George H. Fitzgibbon wrote on a Morning Post article, Dec. 27 about the Batavia episode: “Delighted to hear from you – All my family join unanimously and heartily in wishing you & yours a very happy & a very prosperous New Year. I enclose you a photograph of my two little daughters.” Autograph & photo requested [MTP].
December 28 Saturday – Whitelaw Reid wrote asking for a writing sample over Sam’s autograph [MTP].

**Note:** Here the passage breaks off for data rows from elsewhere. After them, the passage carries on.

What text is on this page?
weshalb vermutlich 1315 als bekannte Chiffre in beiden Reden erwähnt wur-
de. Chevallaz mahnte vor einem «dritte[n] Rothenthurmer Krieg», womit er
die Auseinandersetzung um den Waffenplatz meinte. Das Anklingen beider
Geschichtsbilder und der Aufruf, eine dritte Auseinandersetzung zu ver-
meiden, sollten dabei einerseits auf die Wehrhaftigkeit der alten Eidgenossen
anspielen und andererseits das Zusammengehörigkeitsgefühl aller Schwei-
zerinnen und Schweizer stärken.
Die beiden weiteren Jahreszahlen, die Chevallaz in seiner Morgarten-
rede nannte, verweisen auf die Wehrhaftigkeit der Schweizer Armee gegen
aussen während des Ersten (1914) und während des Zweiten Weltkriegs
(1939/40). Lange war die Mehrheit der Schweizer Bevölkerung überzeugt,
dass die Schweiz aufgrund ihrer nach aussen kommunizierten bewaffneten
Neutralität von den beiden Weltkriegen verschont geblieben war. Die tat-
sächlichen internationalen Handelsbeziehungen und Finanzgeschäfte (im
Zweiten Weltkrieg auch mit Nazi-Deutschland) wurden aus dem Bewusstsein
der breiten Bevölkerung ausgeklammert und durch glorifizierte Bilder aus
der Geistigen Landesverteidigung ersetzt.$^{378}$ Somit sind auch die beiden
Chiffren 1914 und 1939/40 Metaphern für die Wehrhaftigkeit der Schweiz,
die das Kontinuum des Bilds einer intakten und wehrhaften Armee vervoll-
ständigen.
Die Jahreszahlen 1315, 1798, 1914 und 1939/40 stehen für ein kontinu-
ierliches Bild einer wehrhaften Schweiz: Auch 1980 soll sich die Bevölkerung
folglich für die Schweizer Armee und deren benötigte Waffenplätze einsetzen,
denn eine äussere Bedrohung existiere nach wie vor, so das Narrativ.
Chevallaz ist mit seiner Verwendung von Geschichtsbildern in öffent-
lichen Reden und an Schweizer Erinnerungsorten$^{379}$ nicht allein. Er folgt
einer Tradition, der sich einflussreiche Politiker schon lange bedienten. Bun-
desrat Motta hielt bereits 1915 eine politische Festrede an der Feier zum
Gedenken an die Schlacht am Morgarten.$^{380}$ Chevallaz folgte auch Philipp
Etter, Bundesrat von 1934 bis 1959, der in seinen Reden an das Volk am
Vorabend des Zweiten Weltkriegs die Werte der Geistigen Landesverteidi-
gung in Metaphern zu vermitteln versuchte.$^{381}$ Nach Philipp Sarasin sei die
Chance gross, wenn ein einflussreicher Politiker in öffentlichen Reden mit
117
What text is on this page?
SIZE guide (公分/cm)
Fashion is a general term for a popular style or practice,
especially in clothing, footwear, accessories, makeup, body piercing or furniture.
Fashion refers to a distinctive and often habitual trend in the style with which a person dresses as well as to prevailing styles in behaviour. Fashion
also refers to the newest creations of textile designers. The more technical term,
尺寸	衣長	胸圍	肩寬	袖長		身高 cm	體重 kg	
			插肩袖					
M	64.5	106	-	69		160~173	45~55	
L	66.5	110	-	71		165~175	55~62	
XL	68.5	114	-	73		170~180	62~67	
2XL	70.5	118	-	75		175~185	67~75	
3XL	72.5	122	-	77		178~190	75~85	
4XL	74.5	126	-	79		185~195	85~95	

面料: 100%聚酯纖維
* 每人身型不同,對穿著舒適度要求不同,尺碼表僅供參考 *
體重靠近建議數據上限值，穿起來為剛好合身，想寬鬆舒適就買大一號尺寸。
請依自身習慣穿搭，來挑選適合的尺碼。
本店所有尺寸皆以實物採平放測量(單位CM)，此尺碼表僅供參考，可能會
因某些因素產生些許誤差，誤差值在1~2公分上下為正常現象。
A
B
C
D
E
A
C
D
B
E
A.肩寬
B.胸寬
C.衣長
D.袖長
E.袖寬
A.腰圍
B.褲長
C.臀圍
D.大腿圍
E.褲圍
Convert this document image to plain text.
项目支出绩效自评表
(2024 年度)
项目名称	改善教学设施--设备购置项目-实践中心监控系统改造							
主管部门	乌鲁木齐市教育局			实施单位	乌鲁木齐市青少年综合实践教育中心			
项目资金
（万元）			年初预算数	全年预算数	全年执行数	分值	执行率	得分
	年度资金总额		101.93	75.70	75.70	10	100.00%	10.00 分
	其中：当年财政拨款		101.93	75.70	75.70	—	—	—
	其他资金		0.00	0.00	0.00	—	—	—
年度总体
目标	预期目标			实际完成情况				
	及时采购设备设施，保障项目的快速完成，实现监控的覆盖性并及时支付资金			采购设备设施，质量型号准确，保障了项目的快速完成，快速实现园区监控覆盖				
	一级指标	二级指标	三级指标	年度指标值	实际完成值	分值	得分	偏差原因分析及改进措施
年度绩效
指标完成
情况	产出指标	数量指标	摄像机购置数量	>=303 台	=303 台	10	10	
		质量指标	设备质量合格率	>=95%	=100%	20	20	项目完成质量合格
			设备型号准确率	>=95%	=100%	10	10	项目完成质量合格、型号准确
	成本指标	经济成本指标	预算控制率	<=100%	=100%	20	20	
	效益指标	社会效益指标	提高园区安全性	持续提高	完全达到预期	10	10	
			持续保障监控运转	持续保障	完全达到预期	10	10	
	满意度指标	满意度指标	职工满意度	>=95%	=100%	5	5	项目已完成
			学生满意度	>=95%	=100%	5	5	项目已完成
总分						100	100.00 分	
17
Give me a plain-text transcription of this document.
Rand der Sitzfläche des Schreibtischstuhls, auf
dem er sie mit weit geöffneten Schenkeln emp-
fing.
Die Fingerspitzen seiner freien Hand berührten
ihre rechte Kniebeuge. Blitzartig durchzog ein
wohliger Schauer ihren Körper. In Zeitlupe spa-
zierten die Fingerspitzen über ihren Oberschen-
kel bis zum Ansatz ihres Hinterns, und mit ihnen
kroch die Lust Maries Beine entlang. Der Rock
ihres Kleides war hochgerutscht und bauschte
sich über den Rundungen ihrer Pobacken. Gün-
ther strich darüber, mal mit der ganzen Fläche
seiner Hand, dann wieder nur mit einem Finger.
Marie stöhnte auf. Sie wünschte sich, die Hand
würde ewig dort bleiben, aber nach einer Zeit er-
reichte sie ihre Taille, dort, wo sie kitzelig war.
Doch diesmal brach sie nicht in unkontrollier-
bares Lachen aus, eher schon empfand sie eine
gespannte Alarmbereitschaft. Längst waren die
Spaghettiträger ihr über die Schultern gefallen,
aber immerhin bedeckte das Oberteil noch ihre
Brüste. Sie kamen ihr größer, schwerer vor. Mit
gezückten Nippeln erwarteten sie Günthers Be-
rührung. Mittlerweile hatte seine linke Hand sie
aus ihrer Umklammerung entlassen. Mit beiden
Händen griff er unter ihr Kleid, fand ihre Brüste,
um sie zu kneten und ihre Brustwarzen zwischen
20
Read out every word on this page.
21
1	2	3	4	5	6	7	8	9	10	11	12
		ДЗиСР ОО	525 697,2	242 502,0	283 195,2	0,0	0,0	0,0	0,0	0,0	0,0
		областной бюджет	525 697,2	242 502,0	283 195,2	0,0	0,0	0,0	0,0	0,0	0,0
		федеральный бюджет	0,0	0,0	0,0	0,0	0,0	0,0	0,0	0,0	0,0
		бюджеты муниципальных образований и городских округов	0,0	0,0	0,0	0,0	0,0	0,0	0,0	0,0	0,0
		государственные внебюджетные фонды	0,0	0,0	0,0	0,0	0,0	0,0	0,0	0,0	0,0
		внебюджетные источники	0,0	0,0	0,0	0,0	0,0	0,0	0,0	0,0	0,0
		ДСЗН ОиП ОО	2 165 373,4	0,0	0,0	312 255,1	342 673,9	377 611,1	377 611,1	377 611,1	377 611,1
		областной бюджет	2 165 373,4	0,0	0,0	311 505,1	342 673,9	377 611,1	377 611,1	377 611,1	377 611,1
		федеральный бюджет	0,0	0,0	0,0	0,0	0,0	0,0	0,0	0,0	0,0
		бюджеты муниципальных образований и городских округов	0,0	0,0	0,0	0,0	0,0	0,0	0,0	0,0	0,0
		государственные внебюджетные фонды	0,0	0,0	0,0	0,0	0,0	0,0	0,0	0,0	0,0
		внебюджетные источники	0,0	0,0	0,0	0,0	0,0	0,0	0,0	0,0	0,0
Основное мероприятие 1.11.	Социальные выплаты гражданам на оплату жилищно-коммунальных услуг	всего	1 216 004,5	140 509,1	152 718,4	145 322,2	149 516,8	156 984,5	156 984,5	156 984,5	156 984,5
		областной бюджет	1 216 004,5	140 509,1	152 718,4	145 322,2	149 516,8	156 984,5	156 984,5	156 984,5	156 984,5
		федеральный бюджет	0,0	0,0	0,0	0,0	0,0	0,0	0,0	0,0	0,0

December, end – Sam remained in Hartford with his family during this period and no letters from Dec. 22 to Jan. 3 have been found. Clemens may have gone to Elmira, where George MacDonald was visiting Livy’s mother [Lindskoog 26]. After returning from England, Sam was drafting an English book, so it’s probable he worked on it over the holidays. Sam got the book about a third completed and stopped. Some of the material found its way into Mark Twain’s sketches. Number One (1874). By year’s end, Sam was interested in collaborating with his neighbor, Charles Dudley Warner, in a satire about American politics. This work became The Gilded Age and was published at the end of 1873. Paine [MTB 476] describes a dinner with the Warners where the idea was a spur-of-the-moment agreement to do a novel together. Neither man had written a novel [Emerson 83]. Sam had wanted to use his mother’s cousin, the wealthy James A.H. Lampton, as a character in some work. Also, Sam’s Washington experiences had furnished him with many character sketch ideas [MTL 5: 258-63].
With Sam doing more work on The Adventures of Tom Sawyer in Jan. 1873, as well as continued work on the English book and the collaboration with Warner, this period marked the beginning of the technique or approach of having several major manuscripts going at once—one Sam engaged in for the rest of his literary days. Interrupting work on one book allowed him to put steam into another. Some fell by the wayside, but the best were eventually completed. It took nine years, mostly shelf-time, to finish Huckleberry Finn, his masterpiece.
William Dean Howells, in a Jan. 3, 1873 letter from Boston to Charles W. Stoddard: “I lunched the other night with Mark Twain, and we had some ‘very pretty conversation,’ as Pepys says. Yourself was among the topics” [MTHL 1: 12]. The reference to “the other night” would most likely place this in late December.